I am trying to figure out how to take a parameterized equation of a circle with radius 1 centered at $(0,1)$ and rotate it 90 degrees clockwise.
I have found the parameterized equation to be $$(x,y) \in \mathbb{R}^2 = (cos(2\pi{t}),1+sin(2\pi{t}))$$ for $t\in (0,1]$.

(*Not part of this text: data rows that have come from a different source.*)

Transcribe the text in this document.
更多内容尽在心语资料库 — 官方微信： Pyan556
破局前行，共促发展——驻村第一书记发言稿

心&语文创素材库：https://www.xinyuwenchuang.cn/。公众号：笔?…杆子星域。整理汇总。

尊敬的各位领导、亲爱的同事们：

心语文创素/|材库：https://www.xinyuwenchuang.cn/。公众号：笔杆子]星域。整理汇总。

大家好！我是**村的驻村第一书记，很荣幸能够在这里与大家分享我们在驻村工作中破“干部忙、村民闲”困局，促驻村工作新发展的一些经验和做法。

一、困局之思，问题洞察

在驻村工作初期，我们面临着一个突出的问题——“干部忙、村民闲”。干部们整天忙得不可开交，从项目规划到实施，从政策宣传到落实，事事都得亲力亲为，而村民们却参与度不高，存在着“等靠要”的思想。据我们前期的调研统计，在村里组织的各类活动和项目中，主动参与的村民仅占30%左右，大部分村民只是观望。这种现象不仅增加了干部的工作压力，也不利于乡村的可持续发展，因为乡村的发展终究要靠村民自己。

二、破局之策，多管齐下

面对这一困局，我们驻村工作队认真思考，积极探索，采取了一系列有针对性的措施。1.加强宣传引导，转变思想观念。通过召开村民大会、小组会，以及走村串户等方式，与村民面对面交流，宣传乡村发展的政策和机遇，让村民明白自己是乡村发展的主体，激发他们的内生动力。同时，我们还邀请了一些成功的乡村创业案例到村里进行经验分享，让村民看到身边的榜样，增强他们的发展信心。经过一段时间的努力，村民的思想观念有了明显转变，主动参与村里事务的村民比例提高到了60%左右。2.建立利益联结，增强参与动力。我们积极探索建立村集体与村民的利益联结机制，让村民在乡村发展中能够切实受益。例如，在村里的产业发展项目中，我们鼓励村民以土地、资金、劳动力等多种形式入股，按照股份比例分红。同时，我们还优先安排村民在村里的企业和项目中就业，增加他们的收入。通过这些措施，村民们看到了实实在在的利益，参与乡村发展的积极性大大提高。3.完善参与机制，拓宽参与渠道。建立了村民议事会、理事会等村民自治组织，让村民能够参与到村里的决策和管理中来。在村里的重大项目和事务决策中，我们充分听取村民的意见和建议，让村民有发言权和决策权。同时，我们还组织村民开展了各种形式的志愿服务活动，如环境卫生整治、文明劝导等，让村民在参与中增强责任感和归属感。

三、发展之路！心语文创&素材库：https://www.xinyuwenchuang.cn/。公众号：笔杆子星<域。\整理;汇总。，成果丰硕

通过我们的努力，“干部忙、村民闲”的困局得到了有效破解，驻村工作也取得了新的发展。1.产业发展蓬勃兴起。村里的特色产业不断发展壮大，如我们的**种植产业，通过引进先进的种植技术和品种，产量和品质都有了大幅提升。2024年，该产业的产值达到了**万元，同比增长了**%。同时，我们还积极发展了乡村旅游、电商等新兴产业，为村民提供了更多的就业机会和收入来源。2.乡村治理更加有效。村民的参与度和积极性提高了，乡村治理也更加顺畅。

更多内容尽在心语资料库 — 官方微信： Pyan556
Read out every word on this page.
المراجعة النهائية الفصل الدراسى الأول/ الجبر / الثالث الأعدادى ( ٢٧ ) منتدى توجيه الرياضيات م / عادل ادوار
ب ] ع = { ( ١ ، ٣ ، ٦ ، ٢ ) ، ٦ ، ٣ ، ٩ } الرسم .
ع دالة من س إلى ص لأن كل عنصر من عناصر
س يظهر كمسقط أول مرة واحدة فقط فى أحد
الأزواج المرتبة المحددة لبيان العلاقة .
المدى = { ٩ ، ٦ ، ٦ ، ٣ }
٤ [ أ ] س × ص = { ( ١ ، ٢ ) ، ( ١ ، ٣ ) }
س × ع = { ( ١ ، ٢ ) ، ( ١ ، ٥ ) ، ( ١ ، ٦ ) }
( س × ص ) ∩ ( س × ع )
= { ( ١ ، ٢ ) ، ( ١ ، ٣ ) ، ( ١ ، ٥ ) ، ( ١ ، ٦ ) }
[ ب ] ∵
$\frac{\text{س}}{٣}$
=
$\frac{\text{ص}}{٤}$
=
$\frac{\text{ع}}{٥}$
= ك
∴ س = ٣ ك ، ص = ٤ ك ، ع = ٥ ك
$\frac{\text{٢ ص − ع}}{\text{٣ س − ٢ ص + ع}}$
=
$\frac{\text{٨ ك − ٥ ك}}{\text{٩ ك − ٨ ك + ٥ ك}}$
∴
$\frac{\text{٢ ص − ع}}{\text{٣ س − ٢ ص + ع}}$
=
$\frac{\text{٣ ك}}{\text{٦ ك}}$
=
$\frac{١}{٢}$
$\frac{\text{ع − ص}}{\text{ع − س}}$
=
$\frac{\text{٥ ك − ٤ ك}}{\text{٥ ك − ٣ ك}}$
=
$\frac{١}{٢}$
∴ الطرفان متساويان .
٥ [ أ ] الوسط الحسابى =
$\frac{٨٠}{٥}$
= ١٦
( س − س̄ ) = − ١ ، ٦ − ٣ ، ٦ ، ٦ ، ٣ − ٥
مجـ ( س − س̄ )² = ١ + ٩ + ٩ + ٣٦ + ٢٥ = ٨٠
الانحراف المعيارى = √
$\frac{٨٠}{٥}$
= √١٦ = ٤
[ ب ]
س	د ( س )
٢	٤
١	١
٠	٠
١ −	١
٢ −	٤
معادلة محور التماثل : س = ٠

However, I want $t=1$ to map to $(0,0)$, $t=1/4$ to map to $(1,1)$, and so on.
How could I achieve this?
Apply a rotation by $-\dfrac{\pi}{2}$ to the circle about its center $(0,1)$, then the image is
$\begin{equation} \begin{split} (x', y') &= (0, 1) + R(-\dfrac{\pi}{2}) ( \cos (2 \pi t ), \sin (2 \pi t ) ) \\ &= (0, 1) + (\cos (2 \pi t - \dfrac{\pi}{2} ), \sin (2 \pi t - \dfrac{\pi}{2} ) \\ &= (0, 1) + (\cos (2 \pi (t - \frac{1}{4} ) ), \sin ( 2 \pi (t - \frac{1}{4} )) ) \\ &= (\cos (2 \pi (t - \frac{1}{4})), 1 + \sin (2 \pi (t - \frac{1}{4})) ) \end{split} \end{equation}$